The Construction of Nanocomposite of MPDA and Prohealing Peptide Might Be a Promising Option for the Development of Novel Prohealing Interventions.
At present, the available intervention for wound repair mainly include various growth factors, small molecular compounds, wound dressings and hydrogels, which are far from meeting the clinical needs, thus the development of novel wound healing therapy is urgently highlighted[54]. In our study, the peptide RL-QN15 secreted from the skin of R. limnocharis frogs was loaded onto MPDA particles (Figure 7A). The MPDA particles as drug delivery system loaded with peptides adhere to the wound surface and release RL-QN15 (Figure 7B). Then, according to our previous research, during the inflammatory phase, RL-QN15 stimulates inflammatory cells, especially macrophages, to secrete cytokines such as TGF-β1[22] (Figure 7C). Which is a multifunctional growth factor that exerts pleiotropic effects on wound healing by regulating cell proliferation and migration, differentiation, ECM production, and immune modulation[55]. Next, the wound enters the proliferative phase. TGF-β1 and RL-QN15 promote the proliferation and migration of skin fibroblasts and keratinocytes, resulting in wound closure (Figure 7D). Finally, during the tissue remodeling period, the skin in the wound site is fully restored, including primarily restoration of the epidermal and dermal layers with appendages, such as hair follicles (Figure 7E).

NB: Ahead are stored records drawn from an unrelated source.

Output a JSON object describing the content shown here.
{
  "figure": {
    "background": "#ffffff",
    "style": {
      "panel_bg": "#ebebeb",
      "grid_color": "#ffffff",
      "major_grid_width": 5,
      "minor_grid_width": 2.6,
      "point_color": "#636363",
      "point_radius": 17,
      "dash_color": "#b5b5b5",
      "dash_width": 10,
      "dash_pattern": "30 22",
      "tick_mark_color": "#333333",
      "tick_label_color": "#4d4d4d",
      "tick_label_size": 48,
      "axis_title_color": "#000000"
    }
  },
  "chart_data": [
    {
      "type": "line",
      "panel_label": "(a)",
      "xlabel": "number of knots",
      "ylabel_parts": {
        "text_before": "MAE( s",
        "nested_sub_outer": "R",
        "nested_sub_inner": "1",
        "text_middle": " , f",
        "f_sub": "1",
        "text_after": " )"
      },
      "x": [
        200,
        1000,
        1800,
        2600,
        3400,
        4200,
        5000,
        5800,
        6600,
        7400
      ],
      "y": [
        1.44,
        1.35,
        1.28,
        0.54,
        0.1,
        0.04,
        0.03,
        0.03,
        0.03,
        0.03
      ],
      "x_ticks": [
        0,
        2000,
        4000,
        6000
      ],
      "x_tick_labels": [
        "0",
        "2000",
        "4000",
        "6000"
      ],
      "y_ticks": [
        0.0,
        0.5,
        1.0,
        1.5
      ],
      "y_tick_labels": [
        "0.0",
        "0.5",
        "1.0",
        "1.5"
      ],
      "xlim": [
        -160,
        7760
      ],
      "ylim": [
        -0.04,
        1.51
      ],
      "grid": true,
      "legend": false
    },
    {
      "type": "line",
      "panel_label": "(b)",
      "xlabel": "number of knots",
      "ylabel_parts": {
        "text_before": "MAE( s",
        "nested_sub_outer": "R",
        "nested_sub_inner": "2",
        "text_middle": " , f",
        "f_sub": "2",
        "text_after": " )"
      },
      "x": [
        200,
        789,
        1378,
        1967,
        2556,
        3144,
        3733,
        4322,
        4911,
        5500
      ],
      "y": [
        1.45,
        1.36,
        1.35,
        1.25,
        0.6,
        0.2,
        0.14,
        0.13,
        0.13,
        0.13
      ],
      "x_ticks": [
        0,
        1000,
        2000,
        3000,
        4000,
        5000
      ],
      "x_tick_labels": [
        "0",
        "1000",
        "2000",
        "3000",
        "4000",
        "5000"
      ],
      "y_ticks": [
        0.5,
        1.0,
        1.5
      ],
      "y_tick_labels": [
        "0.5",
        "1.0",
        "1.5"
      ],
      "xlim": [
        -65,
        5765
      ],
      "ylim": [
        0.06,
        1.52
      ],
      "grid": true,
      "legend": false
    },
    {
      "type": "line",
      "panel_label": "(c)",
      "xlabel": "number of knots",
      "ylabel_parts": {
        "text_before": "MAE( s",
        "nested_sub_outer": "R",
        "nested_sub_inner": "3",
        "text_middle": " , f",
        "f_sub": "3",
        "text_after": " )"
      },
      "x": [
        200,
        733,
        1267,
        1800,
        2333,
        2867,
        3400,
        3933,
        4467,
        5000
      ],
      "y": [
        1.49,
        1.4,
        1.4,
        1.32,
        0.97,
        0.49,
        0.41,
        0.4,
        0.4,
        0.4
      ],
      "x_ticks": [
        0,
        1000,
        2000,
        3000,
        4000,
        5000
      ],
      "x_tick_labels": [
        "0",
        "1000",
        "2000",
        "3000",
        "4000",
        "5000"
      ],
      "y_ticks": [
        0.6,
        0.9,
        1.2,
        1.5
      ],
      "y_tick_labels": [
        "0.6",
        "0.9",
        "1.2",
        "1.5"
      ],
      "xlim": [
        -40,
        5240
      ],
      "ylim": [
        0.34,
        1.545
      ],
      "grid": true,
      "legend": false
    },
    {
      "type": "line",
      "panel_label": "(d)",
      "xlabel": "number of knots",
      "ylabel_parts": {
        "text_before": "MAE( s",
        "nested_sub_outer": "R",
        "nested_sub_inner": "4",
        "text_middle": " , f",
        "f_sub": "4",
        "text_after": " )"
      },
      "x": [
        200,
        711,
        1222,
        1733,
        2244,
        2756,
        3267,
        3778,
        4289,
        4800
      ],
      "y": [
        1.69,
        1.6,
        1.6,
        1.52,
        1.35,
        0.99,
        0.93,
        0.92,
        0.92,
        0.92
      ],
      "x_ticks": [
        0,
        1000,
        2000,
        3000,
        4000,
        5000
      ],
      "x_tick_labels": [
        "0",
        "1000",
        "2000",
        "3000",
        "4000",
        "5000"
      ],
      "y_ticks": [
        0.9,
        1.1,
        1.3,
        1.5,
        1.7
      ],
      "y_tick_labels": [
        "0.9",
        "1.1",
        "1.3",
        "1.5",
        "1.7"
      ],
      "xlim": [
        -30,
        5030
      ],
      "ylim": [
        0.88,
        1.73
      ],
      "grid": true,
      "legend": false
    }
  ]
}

Many nanoparticles have been found to promote wound healing through their intrinsic characteristics (antibacterial, anti-oxidant, promote cell proliferation and migration). For example, cerium oxide nanoparticles accelerate the healing of full-thickness dermal wounds in mice via enhancement of the proliferation and migration of fibroblasts, keratinocytes[56]. MPDA nanoparticles showed no healing ability, but improved the healing effect of RL-QN15. On the one hand, MPDA nanospheres prolonged the effective concentration of RL-QN15 on the wound surface by continuously releasing RL-QN15. On the other hand, the MPDA microsphere shell protected RL-QN15 from modification by endogenous (e.g., tyrosinase, elastase, metalloproteinase) and exogenous (e.g., produced by colonized microorganisms) enzymes, thus enhancing the therapeutic effect. Therefore, the construction of nanocomposite of MPDA and prohealing peptide might be an option for the development of novel prohealing interventions.